This time it isn’t California introducing the newest weird trend … but Oregon is close enough.
It’s called “goat yoga” – not goats doing yoga, but humans doing yoga while baby goats frolic about.
“People are desperate for something that is pure and peaceful,” Lainey Morse, owner of No Regrets Farm in Albany, Oregon, told the Oregonian. “It’s really hard to be in pain and sad when there’s baby goats jumping around you. It’s just you’re letting go.”
But what was once a simple startup in her barn has taken off as a full-blown business with a line of goat-yoga apparel, seasonally themed Holiday Goat Yoga sessions that draw attendees from across the country, “Sunset Goat Yoga & Wine Tasting” events in coordination with a local winery and, of course, all the problems other new businesses encounter.
Success has forced Morse and her goats out of the barn – goat yoga in a barn is not a legitimate category to Oregon zoning officials.
“It’s been such an uphill battle trying to create this new thing,” said Morse, who quit her job of 10 years to do goat yoga full time. “I had six liability-insurance companies turn me down.”
Morse’s fledgling business was profiled by local media in August.
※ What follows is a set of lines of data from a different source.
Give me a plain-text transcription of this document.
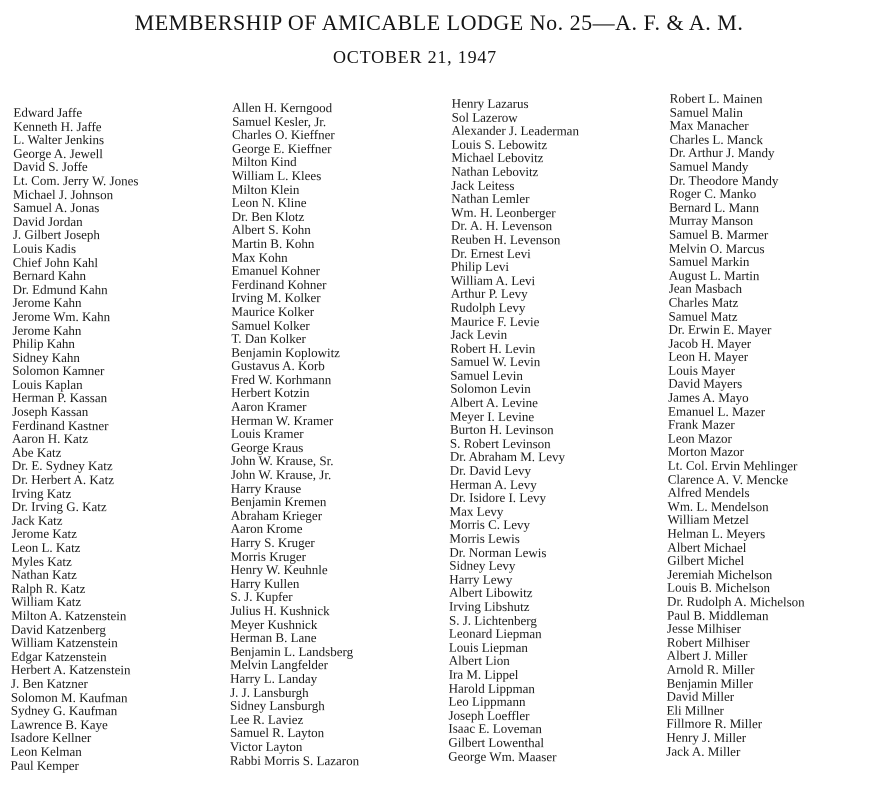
MEMBERSHIP OF AMICABLE LODGE No. 25—A. F. & A. M.
OCTOBER 21, 1947
Edward Jaffe
Kenneth H. Jaffe
L. Walter Jenkins
George A. Jewell
David S. Joffe
Lt. Com. Jerry W. Jones
Michael J. Johnson
Samuel A. Jonas
David Jordan
J. Gilbert Joseph
Louis Kadis
Chief John Kahl
Bernard Kahn
Dr. Edmund Kahn
Jerome Kahn
Jerome Wm. Kahn
Jerome Kahn
Philip Kahn
Sidney Kahn
Solomon Kamner
Louis Kaplan
Herman P. Kassan
Joseph Kassan
Ferdinand Kastner
Aaron H. Katz
Abe Katz
Dr. E. Sydney Katz
Dr. Herbert A. Katz
Irving Katz
Dr. Irving G. Katz
Jack Katz
Jerome Katz
Leon L. Katz
Myles Katz
Nathan Katz
Ralph R. Katz
William Katz
Milton A. Katzenstein
David Katzenberg
William Katzenstein
Edgar Katzenstein
Herbert A. Katzenstein
J. Ben Katzner
Solomon M. Kaufman
Sydney G. Kaufman
Lawrence B. Kaye
Isadore Kellner
Leon Kelman
Paul Kemper
Allen H. Kerngood
Samuel Kesler, Jr.
Charles O. Kieffner
George E. Kieffner
Milton Kind
William L. Klees
Milton Klein
Leon N. Kline
Dr. Ben Klotz
Albert S. Kohn
Martin B. Kohn
Max Kohn
Emanuel Kohner
Ferdinand Kohner
Irving M. Kolker
Maurice Kolker
Samuel Kolker
T. Dan Kolker
Benjamin Koplowitz
Gustavus A. Korb
Fred W. Korhmann
Herbert Kotzin
Aaron Kramer
Herman W. Kramer
Louis Kramer
George Kraus
John W. Krause, Sr.
John W. Krause, Jr.
Harry Krause
Benjamin Kremen
Abraham Krieger
Aaron Krome
Harry S. Kruger
Morris Kruger
Henry W. Keuhnle
Harry Kullen
S. J. Kupfer
Julius H. Kushnick
Meyer Kushnick
Herman B. Lane
Benjamin L. Landsberg
Melvin Langfelder
Harry L. Landay
J. J. Lansburgh
Sidney Lansburgh
Lee R. Laviez
Samuel R. Layton
Victor Layton
Rabbi Morris S. Lazaron
Henry Lazarus
Sol Lazerow
Alexander J. Leaderman
Louis S. Lebowitz
Michael Lebovitz
Nathan Lebovitz
Jack Leitess
Nathan Lemler
Wm. H. Leonberger
Dr. A. H. Levenson
Reuben H. Levenson
Dr. Ernest Levi
Philip Levi
William A. Levi
Arthur P. Levy
Rudolph Levy
Maurice F. Levie
Jack Levin
Robert H. Levin
Samuel W. Levin
Samuel Levin
Solomon Levin
Albert A. Levine
Meyer I. Levine
Burton H. Levinson
S. Robert Levinson
Dr. Abraham M. Levy
Dr. David Levy
Herman A. Levy
Dr. Isidore I. Levy
Max Levy
Morris C. Levy
Morris Lewis
Dr. Norman Lewis
Sidney Levy
Harry Lewy
Albert Libowitz
Irving Libshutz
S. J. Lichtenberg
Leonard Liepman
Louis Liepman
Albert Lion
Ira M. Lippel
Harold Lippman
Leo Lippmann
Joseph Loeffler
Isaac E. Loveman
Gilbert Lowenthal
George Wm. Maaser
Robert L. Mainen
Samuel Malin
Max Manacher
Charles L. Manck
Dr. Arthur J. Mandy
Samuel Mandy
Dr. Theodore Mandy
Roger C. Manko
Bernard L. Mann
Murray Manson
Samuel B. Marmer
Melvin O. Marcus
Samuel Markin
August L. Martin
Jean Masbach
Charles Matz
Samuel Matz
Dr. Erwin E. Mayer
Jacob H. Mayer
Leon H. Mayer
Louis Mayer
David Mayers
James A. Mayo
Emanuel L. Mazer
Frank Mazer
Leon Mazor
Morton Mazor
Lt. Col. Ervin Mehlinger
Clarence A. V. Mencke
Alfred Mendels
Wm. L. Mendelson
William Metzel
Helman L. Meyers
Albert Michael
Gilbert Michel
Jeremiah Michelson
Louis B. Michelson
Dr. Rudolph A. Michelson
Paul B. Middleman
Jesse Milhiser
Robert Milhiser
Albert J. Miller
Arnold R. Miller
Benjamin Miller
David Miller
Eli Millner
Fillmore R. Miller
Henry J. Miller
Jack A. Miller
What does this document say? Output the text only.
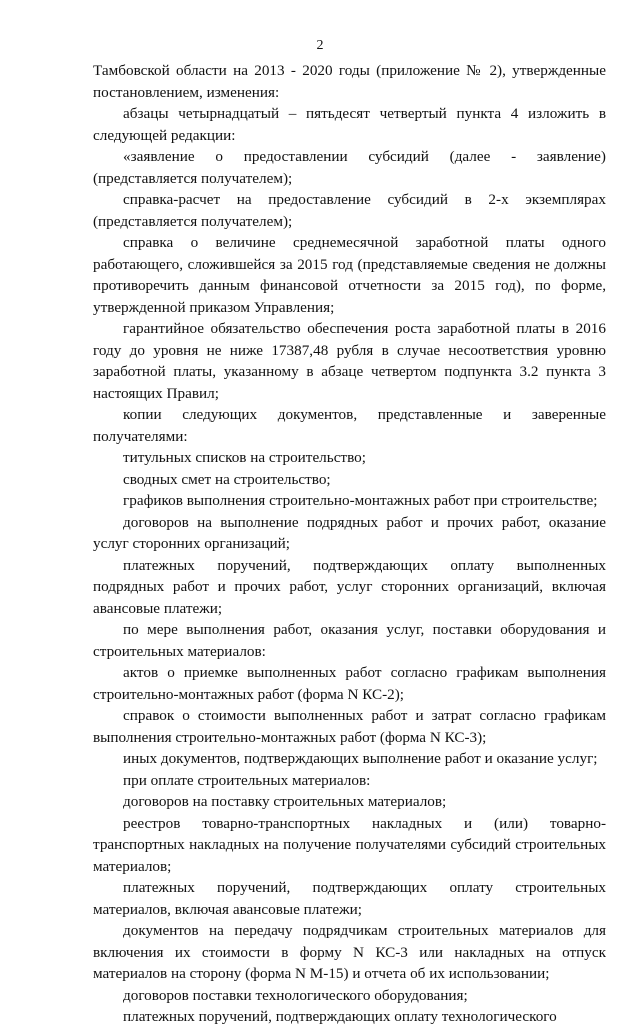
2

Тамбовской области на 2013 - 2020 годы (приложение № 2), утвержденные постановлением, изменения:

абзацы четырнадцатый – пятьдесят четвертый пункта 4 изложить в следующей редакции:

«заявление о предоставлении субсидий (далее - заявление) (представляется получателем);

справка-расчет на предоставление субсидий в 2-х экземплярах (представляется получателем);

справка о величине среднемесячной заработной платы одного работающего, сложившейся за 2015 год (представляемые сведения не должны противоречить данным финансовой отчетности за 2015 год), по форме, утвержденной приказом Управления;

гарантийное обязательство обеспечения роста заработной платы в 2016 году до уровня не ниже 17387,48 рубля в случае несоответствия уровню заработной платы, указанному в абзаце четвертом подпункта 3.2 пункта 3 настоящих Правил;

копии следующих документов, представленные и заверенные получателями:

титульных списков на строительство;

сводных смет на строительство;

графиков выполнения строительно-монтажных работ при строительстве;

договоров на выполнение подрядных работ и прочих работ, оказание услуг сторонних организаций;

платежных поручений, подтверждающих оплату выполненных подрядных работ и прочих работ, услуг сторонних организаций, включая авансовые платежи;

по мере выполнения работ, оказания услуг, поставки оборудования и строительных материалов:

актов о приемке выполненных работ согласно графикам выполнения строительно-монтажных работ (форма N КС-2);

справок о стоимости выполненных работ и затрат согласно графикам выполнения строительно-монтажных работ (форма N КС-3);

иных документов, подтверждающих выполнение работ и оказание услуг;

при оплате строительных материалов:

договоров на поставку строительных материалов;

реестров товарно-транспортных накладных и (или) товарно-транспортных накладных на получение получателями субсидий строительных материалов;

платежных поручений, подтверждающих оплату строительных материалов, включая авансовые платежи;

документов на передачу подрядчикам строительных материалов для включения их стоимости в форму N КС-3 или накладных на отпуск материалов на сторону (форма N М-15) и отчета об их использовании;

договоров поставки технологического оборудования;

платежных поручений, подтверждающих оплату технологического
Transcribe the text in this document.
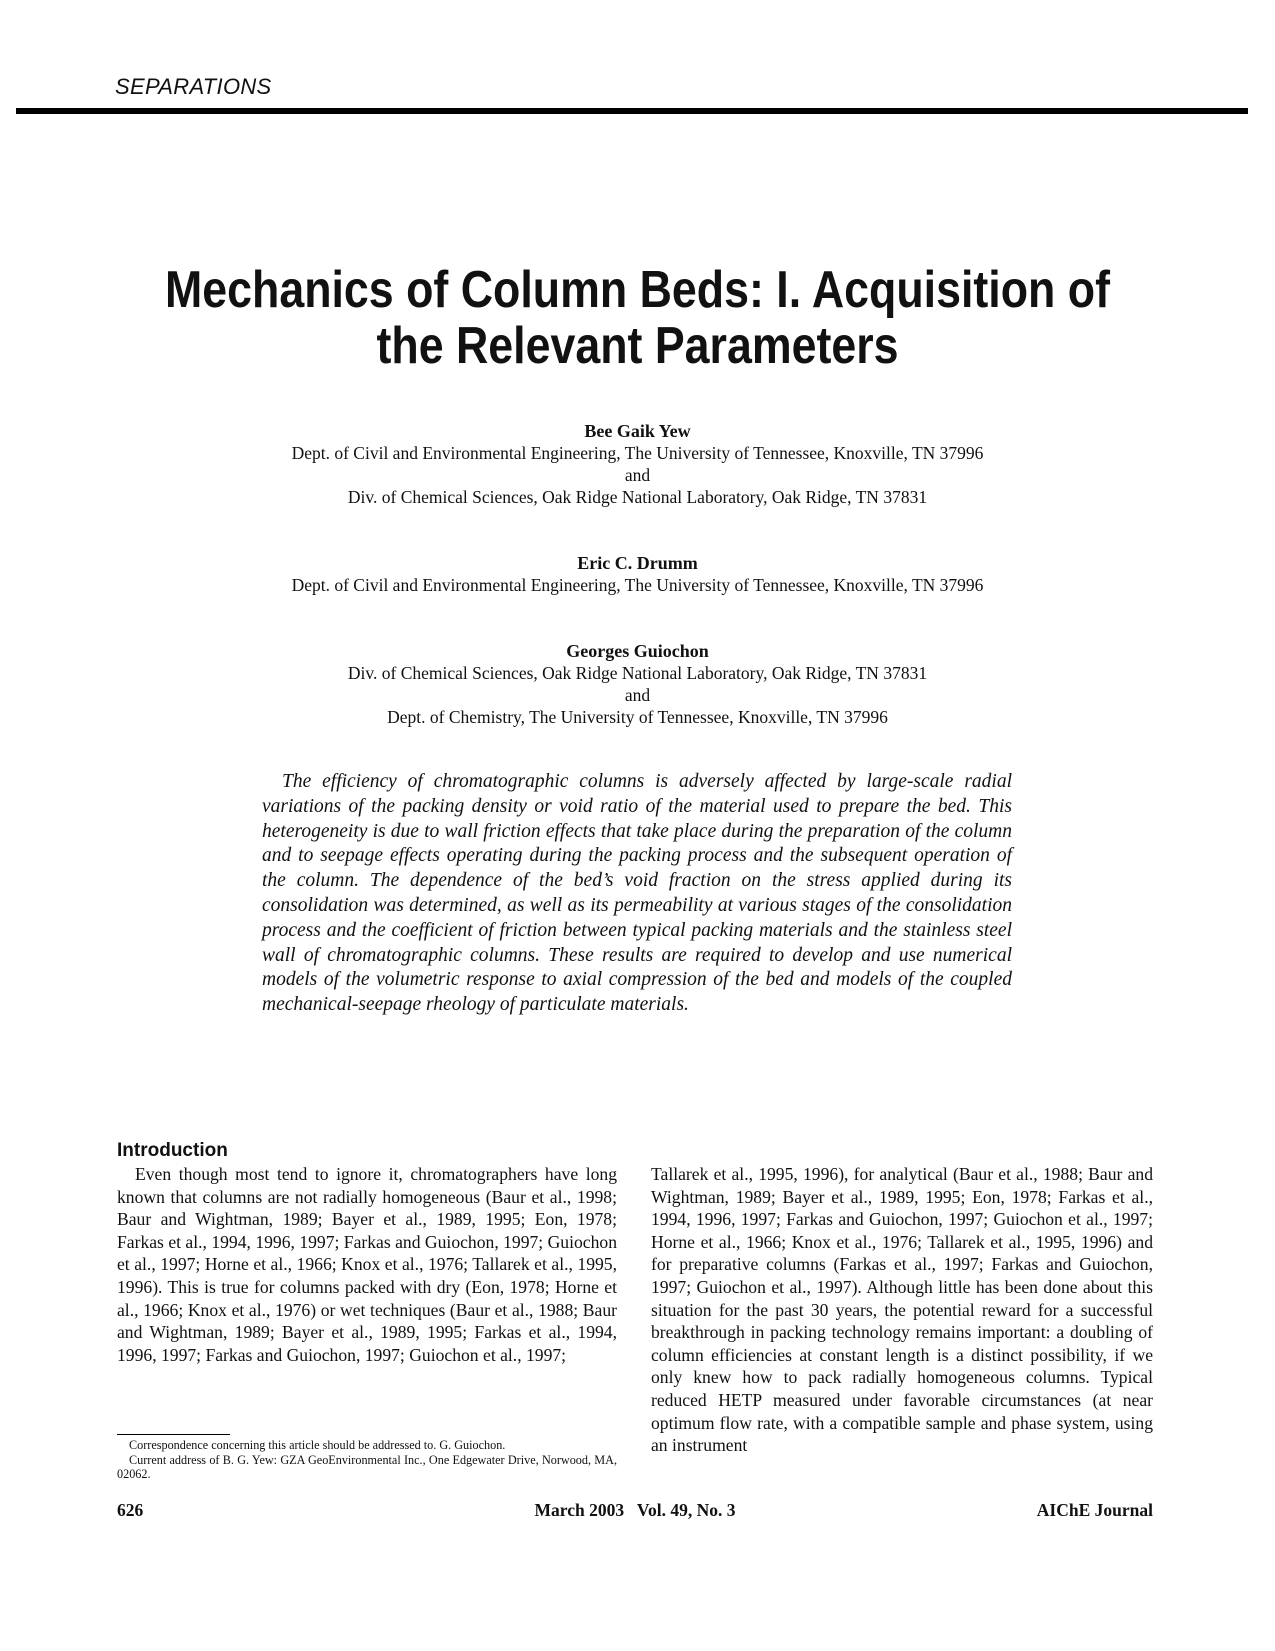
SEPARATIONS
Mechanics of Column Beds: I. Acquisition of the Relevant Parameters
Bee Gaik Yew
Dept. of Civil and Environmental Engineering, The University of Tennessee, Knoxville, TN 37996
and
Div. of Chemical Sciences, Oak Ridge National Laboratory, Oak Ridge, TN 37831
Eric C. Drumm
Dept. of Civil and Environmental Engineering, The University of Tennessee, Knoxville, TN 37996
Georges Guiochon
Div. of Chemical Sciences, Oak Ridge National Laboratory, Oak Ridge, TN 37831
and
Dept. of Chemistry, The University of Tennessee, Knoxville, TN 37996
The efficiency of chromatographic columns is adversely affected by large-scale radial variations of the packing density or void ratio of the material used to prepare the bed. This heterogeneity is due to wall friction effects that take place during the preparation of the column and to seepage effects operating during the packing process and the subsequent operation of the column. The dependence of the bed’s void fraction on the stress applied during its consolidation was determined, as well as its permeability at various stages of the consolidation process and the coefficient of friction between typical packing materials and the stainless steel wall of chromatographic columns. These results are required to develop and use numerical models of the volumetric response to axial compression of the bed and models of the coupled mechanical-seepage rheology of particulate materials.
Introduction
Even though most tend to ignore it, chromatographers have long known that columns are not radially homogeneous (Baur et al., 1998; Baur and Wightman, 1989; Bayer et al., 1989, 1995; Eon, 1978; Farkas et al., 1994, 1996, 1997; Farkas and Guiochon, 1997; Guiochon et al., 1997; Horne et al., 1966; Knox et al., 1976; Tallarek et al., 1995, 1996). This is true for columns packed with dry (Eon, 1978; Horne et al., 1966; Knox et al., 1976) or wet techniques (Baur et al., 1988; Baur and Wightman, 1989; Bayer et al., 1989, 1995; Farkas et al., 1994, 1996, 1997; Farkas and Guiochon, 1997; Guiochon et al., 1997;
Tallarek et al., 1995, 1996), for analytical (Baur et al., 1988; Baur and Wightman, 1989; Bayer et al., 1989, 1995; Eon, 1978; Farkas et al., 1994, 1996, 1997; Farkas and Guiochon, 1997; Guiochon et al., 1997; Horne et al., 1966; Knox et al., 1976; Tallarek et al., 1995, 1996) and for preparative columns (Farkas et al., 1997; Farkas and Guiochon, 1997; Guiochon et al., 1997). Although little has been done about this situation for the past 30 years, the potential reward for a successful breakthrough in packing technology remains important: a doubling of column efficiencies at constant length is a distinct possibility, if we only knew how to pack radially homogeneous columns. Typical reduced HETP measured under favorable circumstances (at near optimum flow rate, with a compatible sample and phase system, using an instrument

Correspondence concerning this article should be addressed to. G. Guiochon.

Current address of B. G. Yew: GZA GeoEnvironmental Inc., One Edgewater Drive, Norwood, MA, 02062.

626	March 2003   Vol. 49, No. 3	AIChE Journal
She now has a waiting list of over 1,100, according to her Facebook page, and is offering licensing agreements to the growing number of copycat yoga instructors entering the new market.
The practice of goat yoga involves baby goats scampering among – and often upon – her clients. The classes last about an hour until the goats lose interest.
“My goats are very social and friendly animals and love to interact with people,” she said. “Animals are known to have so many health benefits for humans as well, so the mix of goats and yoga seemed to fit.”
In other goat news, the hooved critters in Turkey have just gotten their first sperm bank to help preserve the highly prized Ankara goat, which has nearly become extinct in its homeland. Selective artificial insemination and methods like embryo creation in laboratories have resulted in Ankara goats that produce 350 percent more of the expensive wool that other goats.
And in Maine, Phelan Moonsong – a pagan priest – has successfully convinced the state’s department of motor vehicles the goat horns he attached to his forehead and has worn since 2009 are legitimate religious items that should be included in his driver’s license photo, just as a nun’s habit would be.
Moonsong won the right without the support of the ACLU, which declined to take the odd case.